14. THE STORY BEHIND THE NAME 'AVEMAR' [HAIL MARY]

The Hungarian, Dr Albert Szent-Györgyi, served in World War 1 from 1914 to 1916 as a Hungarian medic, where he observed firsthand the horrors associated with the use of mustard gas. After the war, he developed a keen interest in finding a cure for cancer when he learned mustard gas derivatives [pre-cursors to chemotherapy] were being used as a form of treatment. His work in the field of cancer intensified after losing both his daughter and wife to the disease.

Albert Szent-Györgyi, is probably best known for being awarded the 1937 Nobel Prize in Physiology and Medicine for his work on the roles played by certain organic compounds [especially vitamin C] in the oxidation of nutrients by cells. He is also noted for describing the process of cellular metabolism, known as the Szent-Györgyi/Krebs cycle (or just the Krebs cycle). As early as 1941, he was discussing the role of unpaired electrons (which we now refer to as free radicals), and their possible link to cancer, as well as the importance of certain protective enzymes and antioxidants, such as vitamin C, that can help prevent cancer.

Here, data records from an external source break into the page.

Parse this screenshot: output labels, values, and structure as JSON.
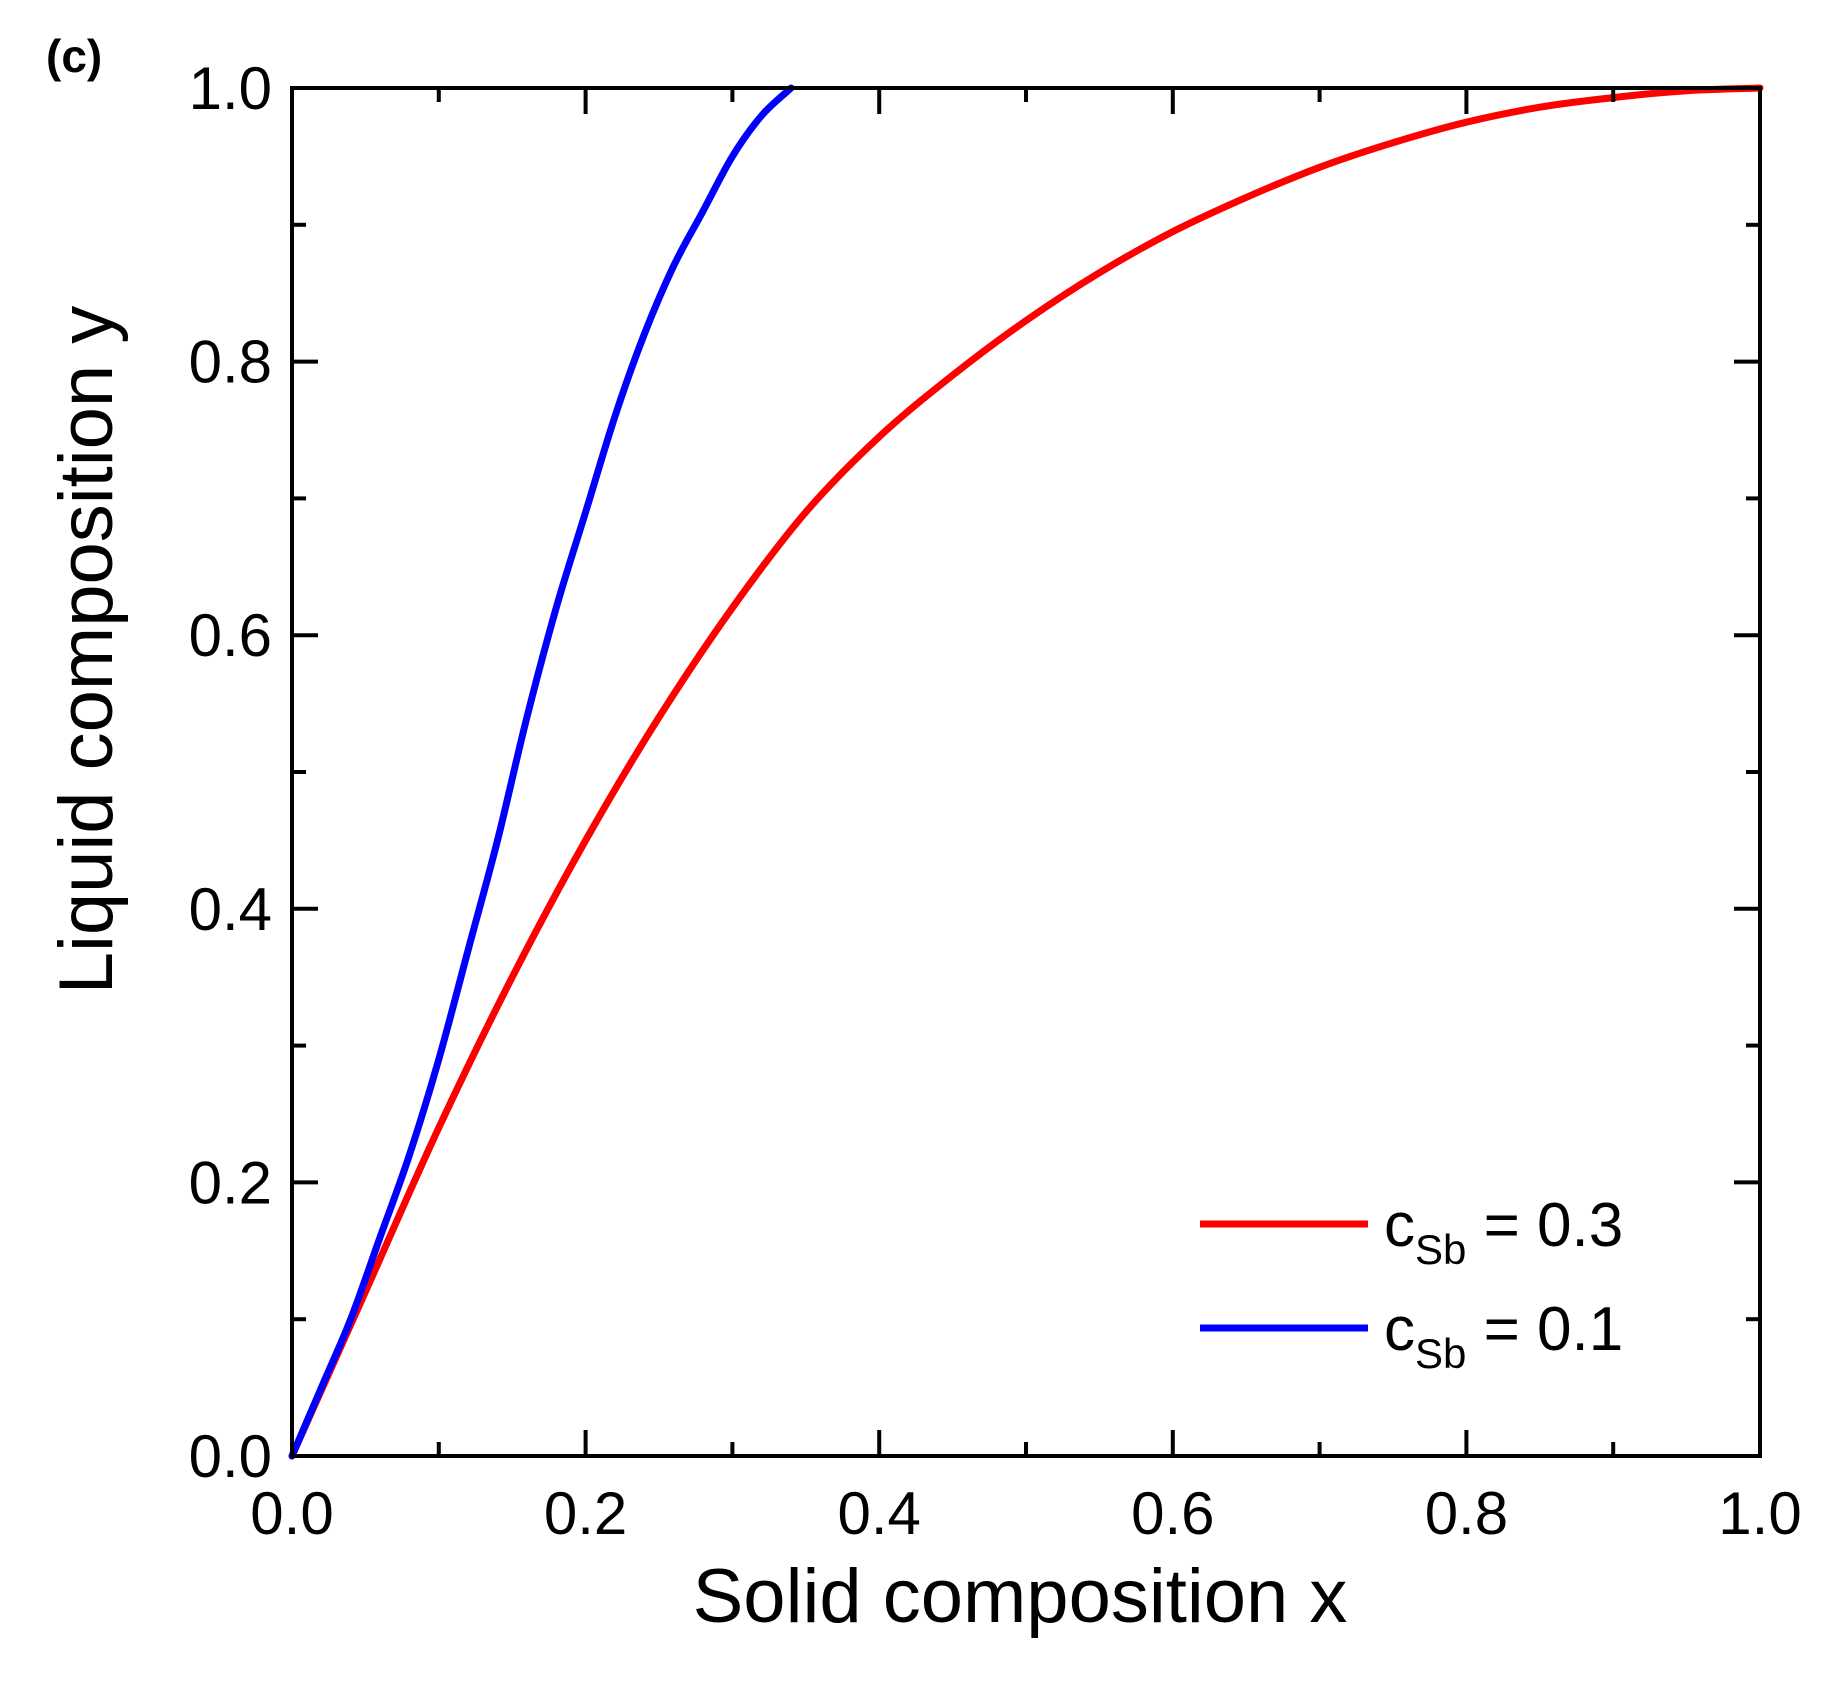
{
  "panel_label": "(c)",
  "chart_data": {
    "type": "line",
    "xlabel": "Solid composition x",
    "ylabel": "Liquid composition y",
    "xlim": [
      0.0,
      1.0
    ],
    "ylim": [
      0.0,
      1.0
    ],
    "xticks": [
      "0.0",
      "0.2",
      "0.4",
      "0.6",
      "0.8",
      "1.0"
    ],
    "yticks": [
      "0.0",
      "0.2",
      "0.4",
      "0.6",
      "0.8",
      "1.0"
    ],
    "grid": false,
    "legend_position": "bottom-right",
    "series": [
      {
        "name": "c_Sb = 0.3",
        "legend_main": "c",
        "legend_sub": "Sb",
        "legend_value": " = 0.3",
        "color": "#ff0000",
        "x": [
          0.0,
          0.05,
          0.1,
          0.15,
          0.2,
          0.25,
          0.3,
          0.35,
          0.4,
          0.45,
          0.5,
          0.55,
          0.6,
          0.65,
          0.7,
          0.75,
          0.8,
          0.85,
          0.9,
          0.95,
          1.0
        ],
        "y": [
          0.0,
          0.12,
          0.24,
          0.35,
          0.45,
          0.54,
          0.62,
          0.69,
          0.745,
          0.79,
          0.83,
          0.865,
          0.895,
          0.92,
          0.942,
          0.96,
          0.975,
          0.986,
          0.993,
          0.998,
          1.0
        ]
      },
      {
        "name": "c_Sb = 0.1",
        "legend_main": "c",
        "legend_sub": "Sb",
        "legend_value": " = 0.1",
        "color": "#0000ff",
        "x": [
          0.0,
          0.02,
          0.04,
          0.06,
          0.08,
          0.1,
          0.12,
          0.14,
          0.16,
          0.18,
          0.2,
          0.22,
          0.24,
          0.26,
          0.28,
          0.3,
          0.32,
          0.34
        ],
        "y": [
          0.0,
          0.05,
          0.1,
          0.16,
          0.22,
          0.29,
          0.37,
          0.45,
          0.54,
          0.62,
          0.69,
          0.76,
          0.82,
          0.87,
          0.91,
          0.95,
          0.98,
          1.0
        ]
      }
    ]
  }
}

He certainly had his share of critics, particularly when it came to his theories on cancer.

After Györgyi emigrated to the US following World War II, his continuing work on cancer was based on his theory that certain naturally occurring compounds called quinones (along with similar compounds), could be instrumental in helping to control the proper metabolism in cells. As we now know, uncontrolled metabolism and rampant cell division is a defining characteristic of cancer. Györgyi noted that wheat germ is a potent source of these quinone compounds, and he suggested that they could be concentrated further through fermentation with baker's yeast. Gyòrgyi's early research experiments were very promising.

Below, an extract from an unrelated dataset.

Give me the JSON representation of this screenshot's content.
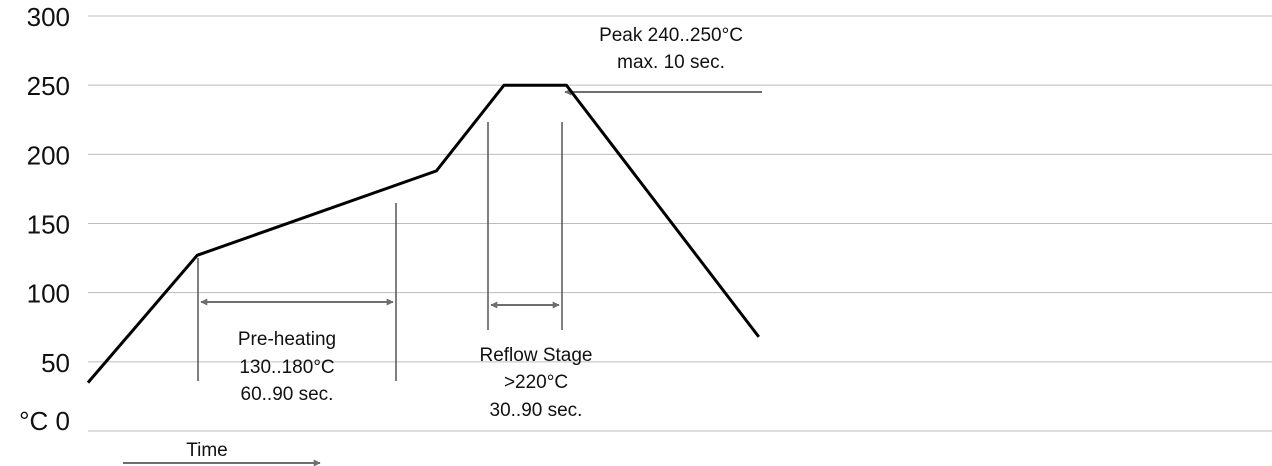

His theories about specific quinones found in wheat germ, and their ability to inhibit cancer, appeared to be correct. Just as his work was gaining momentum, though, his concept of regulating metabolism to prevent or control cancer was overshadowed by the new 'war on cancer' and the belief at the time that cancer therapies should concentrate on killing cancer at any cost. As a result, Györgyi's work suffered from funding problems and was largely overlooked. [As a matter of principle, he refused to accept government funding and be bound to any restrictions on his research or its outcome.] He died in 1986, with his research unfinished.

In the early 1990's, the fall of communism in Eastern Europe opened the door for more freedom, particularly in the field of scientific research. This sudden scientific freedom allowed Dr. Máté Hidvégi, also from Hungary, to resume and build on Dr. Szent- Györgyi's initial work. And it was Dr. Hidvégi who actually developed the first fermented wheat germ extract for human consumption.

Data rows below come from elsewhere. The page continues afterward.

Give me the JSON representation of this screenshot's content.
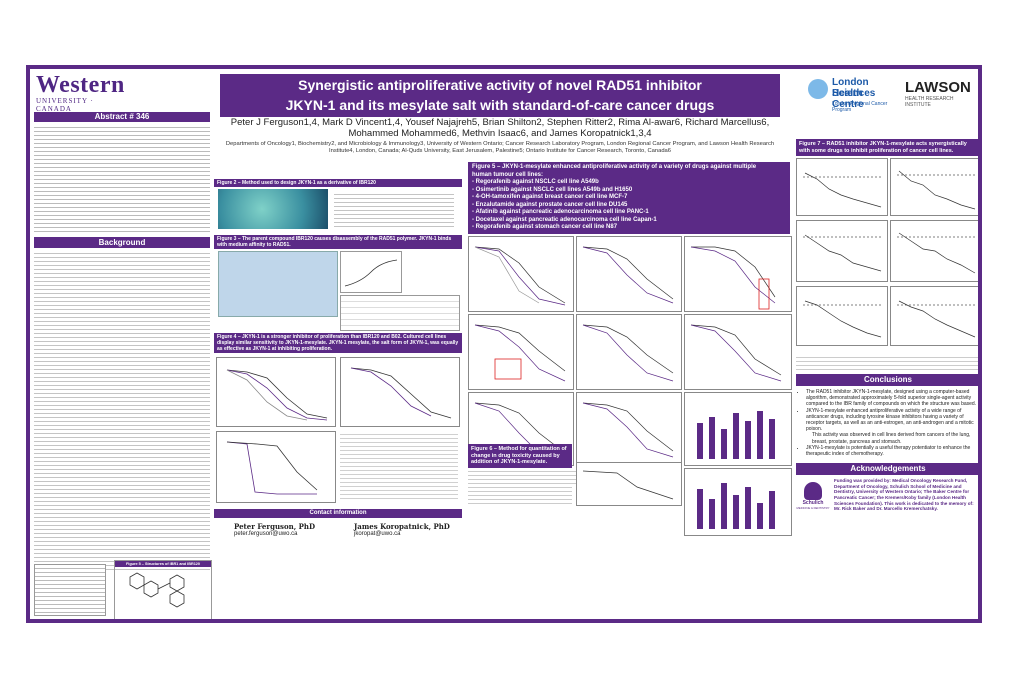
{
  "header": {
    "logo_left": "Western",
    "logo_left_sub": "UNIVERSITY · CANADA",
    "title_line1": "Synergistic antiproliferative activity of novel RAD51 inhibitor",
    "title_line2": "JKYN-1 and its mesylate salt with standard-of-care cancer drugs",
    "authors_line1": "Peter J Ferguson1,4, Mark D Vincent1,4, Yousef Najajreh5, Brian Shilton2, Stephen Ritter2, Rima Al-awar6, Richard Marcellus6,",
    "authors_line2": "Mohammed Mohammed6, Methvin Isaac6, and James Koropatnick1,3,4",
    "affiliations": "Departments of Oncology1, Biochemistry2, and Microbiology & Immunology3, University of Western Ontario; Cancer Research Laboratory Program, London Regional Cancer Program, and Lawson Health Research Institute4, London, Canada; Al-Quds University, East Jerusalem, Palestine5; Ontario Institute for Cancer Research, Toronto, Canada6",
    "logo_lhsc_line1": "London Health",
    "logo_lhsc_line2": "Sciences Centre",
    "logo_lhsc_sub": "London Regional Cancer Program",
    "logo_lawson": "LAWSON",
    "logo_lawson_sub": "HEALTH RESEARCH INSTITUTE"
  },
  "left": {
    "abstract_title": "Abstract # 346",
    "background_title": "Background"
  },
  "mid": {
    "fig2_title": "Figure 2 – Method used to design JKYN-1 as a derivative of IBR120",
    "fig3_title": "Figure 3 – The parent compound IBR120 causes disassembly of the RAD51 polymer. JKYN-1 binds with medium affinity to RAD51.",
    "fig4_title": "Figure 4 – JKYN-1 is a stronger inhibitor of proliferation than IBR120 and B02. Cultured cell lines display similar sensitivity to JKYN-1-mesylate. JKYN-1 mesylate, the salt form of JKYN-1, was equally as effective as JKYN-1 at inhibiting proliferation.",
    "contact_title": "Contact information",
    "contact1_name": "Peter Ferguson, PhD",
    "contact1_email": "peter.ferguson@uwo.ca",
    "contact2_name": "James Koropatnick, PhD",
    "contact2_email": "jkoropat@uwo.ca",
    "fig5_structures_title": "Figure 5 – Structures of IBR1 and IBR120"
  },
  "fig5": {
    "title_line1": "Figure 5 – JKYN-1-mesylate enhanced antiproliferative activity of a variety of drugs against multiple",
    "title_line2": "human tumour cell lines:",
    "items": [
      "- Regorafenib against NSCLC cell line A549b",
      "- Osimertinib against NSCLC cell lines A549b and H1650",
      "- 4-OH-tamoxifen against breast cancer cell line MCF-7",
      "- Enzalutamide against prostate cancer cell line DU145",
      "- Afatinib against pancreatic adenocarcinoma cell line PANC-1",
      "- Docetaxel against pancreatic adenocarcinoma cell line Capan-1",
      "- Regorafenib against stomach cancer cell line N87"
    ],
    "fig6_title": "Figure 6 – Method for quantitation of change in drug toxicity caused by addition of JKYN-1-mesylate."
  },
  "right": {
    "fig7_title": "Figure 7 – RAD51 inhibitor JKYN-1-mesylate acts synergistically with some drugs to inhibit proliferation of cancer cell lines.",
    "conclusions_title": "Conclusions",
    "conclusions": [
      "The RAD51 inhibitor JKYN-1-mesylate, designed using a computer-based algorithm, demonstrated approximately 5-fold superior single-agent activity compared to the IBR family of compounds on which the structure was based.",
      "JKYN-1-mesylate enhanced antiproliferative activity of a wide range of anticancer drugs, including tyrosine kinase inhibitors having a variety of receptor targets, as well as an anti-estrogen, an anti-androgen and a mitotic poison.",
      "This activity was observed in cell lines derived from cancers of the lung, breast, prostate, pancreas and stomach.",
      "JKYN-1-mesylate is potentially a useful therapy potentiator to enhance the therapeutic index of chemotherapy."
    ],
    "ack_title": "Acknowledgements",
    "ack_text": "Funding was provided by: Medical Oncology Research Fund, Department of Oncology, Schulich School of Medicine and Dentistry, University of Western Ontario; The Baker Centre for Pancreatic Cancer; the Kremers/Koby family (London Health Sciences Foundation). This work is dedicated to the memory of: Mr. Rick Baker and Dr. Marcello Kremerchatsky.",
    "schulich": "Schulich",
    "schulich_sub": "MEDICINE & DENTISTRY"
  },
  "colors": {
    "accent": "#5b2a86"
  }
}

Dr. Hidvégi's initial work was also limited by a lack of funding. At one point, his personal finances were completely exhausted and it appeared that the benefits of fermented wheat germ would fade into obscurity once again.

A highly devoted and dedicated catholic, Dr. Hidvégi prayed to Mary, Mother of God, to ask for guidance and help. The very next day he was approached by someone willing to provide the needed funding for his research. To show his thanks, Dr. Hidvégi named the extract Avemar, in honour of Ave Maria ["Hail Mary" in Latin].